Figure 6.

eIF5A-PEAK1-YAP1 signaling in Oct4 reporter PDAC cells. (A) FG cells expressing GFP fused to the Oct4 promoter were analysed for expression changes in co-cultures with normal human fibroblasts (NF) or freshly isolated cancer-associated fibroblasts (CAFs) derived from PDAC patients as described in supplementary Materials and Methods. The percentage of cells expressing both the Oct4 reporter (GFP+) and the epithelial marker (EpCAM+) were detemined for each of the co-cultures by FACS. (B) Representative FACS profile and gating used for the enrichment of FG cells expressing the GFP-Oct4 reporter in traditional 2D cultures. (C) The size of tumor spheres in 3D cultures was determined for GFP-Oct4+ and GFP-Oct4- cell populations isolated as in B. (D) Representative phase contrast photomicrographs of GFP-Oct4+ and GFP-Oct4- cell populations in 3D cultures.
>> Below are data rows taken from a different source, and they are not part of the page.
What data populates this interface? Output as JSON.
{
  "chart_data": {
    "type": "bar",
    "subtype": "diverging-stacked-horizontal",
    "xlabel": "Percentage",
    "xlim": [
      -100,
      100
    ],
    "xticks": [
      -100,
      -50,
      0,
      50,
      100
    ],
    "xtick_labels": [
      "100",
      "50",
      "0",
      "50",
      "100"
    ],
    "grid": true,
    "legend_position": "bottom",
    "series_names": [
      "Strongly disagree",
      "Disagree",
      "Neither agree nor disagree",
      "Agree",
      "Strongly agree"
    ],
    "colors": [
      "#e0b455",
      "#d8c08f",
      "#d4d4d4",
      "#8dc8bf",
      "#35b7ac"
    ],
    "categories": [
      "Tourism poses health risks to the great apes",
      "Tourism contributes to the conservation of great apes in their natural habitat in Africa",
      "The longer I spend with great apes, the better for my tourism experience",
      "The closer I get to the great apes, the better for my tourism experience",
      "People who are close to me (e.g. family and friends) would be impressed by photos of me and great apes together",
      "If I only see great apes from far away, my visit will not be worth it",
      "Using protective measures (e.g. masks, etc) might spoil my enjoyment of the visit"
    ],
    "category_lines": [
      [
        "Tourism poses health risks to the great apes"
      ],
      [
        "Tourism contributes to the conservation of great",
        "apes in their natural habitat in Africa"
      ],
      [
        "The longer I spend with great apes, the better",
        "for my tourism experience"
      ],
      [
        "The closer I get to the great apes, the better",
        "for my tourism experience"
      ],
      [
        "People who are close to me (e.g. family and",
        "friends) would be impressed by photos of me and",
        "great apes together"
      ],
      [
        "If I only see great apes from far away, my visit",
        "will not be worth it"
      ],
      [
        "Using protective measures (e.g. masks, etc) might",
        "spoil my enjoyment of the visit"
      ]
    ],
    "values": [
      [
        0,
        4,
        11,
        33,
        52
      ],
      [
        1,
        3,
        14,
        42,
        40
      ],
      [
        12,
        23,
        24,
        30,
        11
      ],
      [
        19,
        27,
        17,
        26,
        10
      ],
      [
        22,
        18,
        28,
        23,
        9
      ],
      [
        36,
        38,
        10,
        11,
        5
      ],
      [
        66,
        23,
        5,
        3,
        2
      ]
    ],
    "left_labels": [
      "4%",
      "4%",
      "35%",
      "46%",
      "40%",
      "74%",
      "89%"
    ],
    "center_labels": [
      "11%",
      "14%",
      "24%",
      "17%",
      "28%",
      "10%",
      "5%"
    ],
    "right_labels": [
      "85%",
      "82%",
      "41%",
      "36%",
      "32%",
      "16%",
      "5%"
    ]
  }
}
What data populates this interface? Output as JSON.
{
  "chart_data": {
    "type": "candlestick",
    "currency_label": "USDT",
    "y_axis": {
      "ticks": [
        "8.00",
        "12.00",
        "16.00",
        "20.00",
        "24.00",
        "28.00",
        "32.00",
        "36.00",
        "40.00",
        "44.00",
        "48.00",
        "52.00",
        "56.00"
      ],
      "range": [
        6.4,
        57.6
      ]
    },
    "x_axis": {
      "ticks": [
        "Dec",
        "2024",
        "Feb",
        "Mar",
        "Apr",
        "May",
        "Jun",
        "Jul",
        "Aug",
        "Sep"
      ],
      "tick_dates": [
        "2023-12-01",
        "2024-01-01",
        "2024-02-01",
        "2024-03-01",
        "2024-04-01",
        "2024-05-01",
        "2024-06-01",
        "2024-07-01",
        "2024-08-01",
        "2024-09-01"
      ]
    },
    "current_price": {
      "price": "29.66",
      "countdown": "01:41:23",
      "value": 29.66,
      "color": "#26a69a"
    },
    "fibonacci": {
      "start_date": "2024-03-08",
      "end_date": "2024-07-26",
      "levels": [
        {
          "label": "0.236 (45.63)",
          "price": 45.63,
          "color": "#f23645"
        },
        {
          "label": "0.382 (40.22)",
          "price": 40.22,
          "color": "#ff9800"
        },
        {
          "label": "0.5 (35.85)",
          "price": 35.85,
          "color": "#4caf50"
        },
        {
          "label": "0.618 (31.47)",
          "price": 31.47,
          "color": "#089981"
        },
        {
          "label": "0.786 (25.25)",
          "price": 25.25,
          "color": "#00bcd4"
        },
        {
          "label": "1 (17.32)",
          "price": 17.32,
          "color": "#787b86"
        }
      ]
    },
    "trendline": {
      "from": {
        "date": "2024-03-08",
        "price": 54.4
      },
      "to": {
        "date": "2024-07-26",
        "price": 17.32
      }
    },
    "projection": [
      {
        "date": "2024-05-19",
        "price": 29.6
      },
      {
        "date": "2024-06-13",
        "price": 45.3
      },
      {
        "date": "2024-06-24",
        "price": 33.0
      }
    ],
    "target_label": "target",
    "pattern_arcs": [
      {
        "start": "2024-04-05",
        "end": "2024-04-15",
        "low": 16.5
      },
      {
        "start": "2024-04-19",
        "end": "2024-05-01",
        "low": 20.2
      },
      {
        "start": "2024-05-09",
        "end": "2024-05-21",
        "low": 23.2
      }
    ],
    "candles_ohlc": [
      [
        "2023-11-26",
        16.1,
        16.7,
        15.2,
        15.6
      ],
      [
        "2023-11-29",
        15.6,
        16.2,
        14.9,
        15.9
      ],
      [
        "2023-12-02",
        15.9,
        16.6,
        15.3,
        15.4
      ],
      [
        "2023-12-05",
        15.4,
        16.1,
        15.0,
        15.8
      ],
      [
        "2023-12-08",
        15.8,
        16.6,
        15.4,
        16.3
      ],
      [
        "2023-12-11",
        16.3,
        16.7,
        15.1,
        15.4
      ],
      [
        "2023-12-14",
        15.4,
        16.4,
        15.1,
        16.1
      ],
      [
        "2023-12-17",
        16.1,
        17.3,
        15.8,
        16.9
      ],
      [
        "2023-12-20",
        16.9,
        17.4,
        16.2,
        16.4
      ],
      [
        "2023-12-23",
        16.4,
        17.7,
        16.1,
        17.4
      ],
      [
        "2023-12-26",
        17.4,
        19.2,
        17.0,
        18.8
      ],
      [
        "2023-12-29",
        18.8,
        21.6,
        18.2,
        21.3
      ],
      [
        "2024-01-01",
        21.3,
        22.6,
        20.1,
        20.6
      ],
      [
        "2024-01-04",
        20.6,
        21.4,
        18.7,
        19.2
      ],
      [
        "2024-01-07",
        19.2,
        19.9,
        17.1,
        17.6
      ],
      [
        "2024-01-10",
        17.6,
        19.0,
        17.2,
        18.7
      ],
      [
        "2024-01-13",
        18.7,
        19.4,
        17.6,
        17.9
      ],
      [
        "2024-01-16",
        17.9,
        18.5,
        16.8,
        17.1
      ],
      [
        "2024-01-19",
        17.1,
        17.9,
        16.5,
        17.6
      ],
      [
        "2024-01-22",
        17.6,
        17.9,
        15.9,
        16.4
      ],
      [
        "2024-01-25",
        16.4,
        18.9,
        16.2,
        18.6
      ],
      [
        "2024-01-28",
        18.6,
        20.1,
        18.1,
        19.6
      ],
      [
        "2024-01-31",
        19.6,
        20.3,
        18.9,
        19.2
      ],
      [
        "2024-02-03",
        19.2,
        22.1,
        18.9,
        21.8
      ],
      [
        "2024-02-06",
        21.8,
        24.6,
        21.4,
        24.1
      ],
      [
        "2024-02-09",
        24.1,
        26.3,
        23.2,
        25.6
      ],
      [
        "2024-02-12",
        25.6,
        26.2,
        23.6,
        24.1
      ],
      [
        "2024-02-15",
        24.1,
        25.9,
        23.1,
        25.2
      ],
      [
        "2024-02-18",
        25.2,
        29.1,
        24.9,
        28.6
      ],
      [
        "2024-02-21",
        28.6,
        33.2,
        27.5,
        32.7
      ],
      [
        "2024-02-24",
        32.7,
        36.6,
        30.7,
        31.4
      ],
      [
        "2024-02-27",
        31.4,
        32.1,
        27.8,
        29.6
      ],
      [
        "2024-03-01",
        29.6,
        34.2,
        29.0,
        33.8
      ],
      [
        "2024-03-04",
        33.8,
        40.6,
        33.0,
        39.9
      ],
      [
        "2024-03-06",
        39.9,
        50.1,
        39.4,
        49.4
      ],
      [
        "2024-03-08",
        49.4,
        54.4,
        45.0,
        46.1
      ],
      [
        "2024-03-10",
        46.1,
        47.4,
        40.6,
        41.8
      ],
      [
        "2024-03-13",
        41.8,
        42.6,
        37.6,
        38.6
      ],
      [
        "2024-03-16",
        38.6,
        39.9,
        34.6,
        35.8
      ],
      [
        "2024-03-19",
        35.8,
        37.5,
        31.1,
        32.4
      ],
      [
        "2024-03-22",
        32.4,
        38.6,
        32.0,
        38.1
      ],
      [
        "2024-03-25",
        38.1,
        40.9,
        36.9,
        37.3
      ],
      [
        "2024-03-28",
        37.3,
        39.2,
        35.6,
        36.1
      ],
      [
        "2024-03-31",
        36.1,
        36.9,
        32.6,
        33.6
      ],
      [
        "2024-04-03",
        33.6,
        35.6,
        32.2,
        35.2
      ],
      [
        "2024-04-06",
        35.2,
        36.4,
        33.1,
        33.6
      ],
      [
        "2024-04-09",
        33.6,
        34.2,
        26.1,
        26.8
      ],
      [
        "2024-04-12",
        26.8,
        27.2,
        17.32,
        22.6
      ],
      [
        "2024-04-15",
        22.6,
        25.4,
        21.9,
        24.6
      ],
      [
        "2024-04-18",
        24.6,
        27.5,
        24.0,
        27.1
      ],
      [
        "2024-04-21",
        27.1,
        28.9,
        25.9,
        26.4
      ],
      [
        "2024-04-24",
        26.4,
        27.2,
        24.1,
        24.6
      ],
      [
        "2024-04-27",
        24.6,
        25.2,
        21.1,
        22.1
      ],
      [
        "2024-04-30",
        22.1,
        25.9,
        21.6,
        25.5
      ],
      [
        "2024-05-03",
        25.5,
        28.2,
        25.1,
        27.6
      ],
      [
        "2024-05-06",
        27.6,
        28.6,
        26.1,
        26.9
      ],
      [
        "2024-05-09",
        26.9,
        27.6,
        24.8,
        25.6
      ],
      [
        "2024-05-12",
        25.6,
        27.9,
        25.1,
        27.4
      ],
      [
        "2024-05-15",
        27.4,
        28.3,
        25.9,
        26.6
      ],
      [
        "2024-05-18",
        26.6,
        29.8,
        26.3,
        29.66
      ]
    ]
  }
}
Bar = 20μm. Note that GFP-Oct4+ cells form round compact spheres, whereas GFP-Oct4- cells form smaller and loosely adherent, disorganized cell-cell clusters. (E) Tumor size in mice was determined for GFP-Oct4+ and GFP-Oct4- cell populations isolated as in B. p<0.05 by Student t test. (F) Western blots for the indicated proteins from GFP-Oct4+ and GFP-Oct4- cell populations isolated as in B. (G) FG cells expressing the GFP-Oct4 promoter reporter and depleted of PEAK1 (shPEAK1), YAP1 (shYAP1), or treated with GC7 were examined for changes in the percentage of GFP+ cells by FACS relative to control cells treated with non-specific shRNAs (shC) or drug vehicle. * p< 0.01 Student t test. (H) GFP-Oct4+ and GFP-Oct4- cells treated as in G and examined for changes in sphere diameter. Fold changes are relative to shControl and vehicle treat cells as in G. * p< 0.01 Student t test.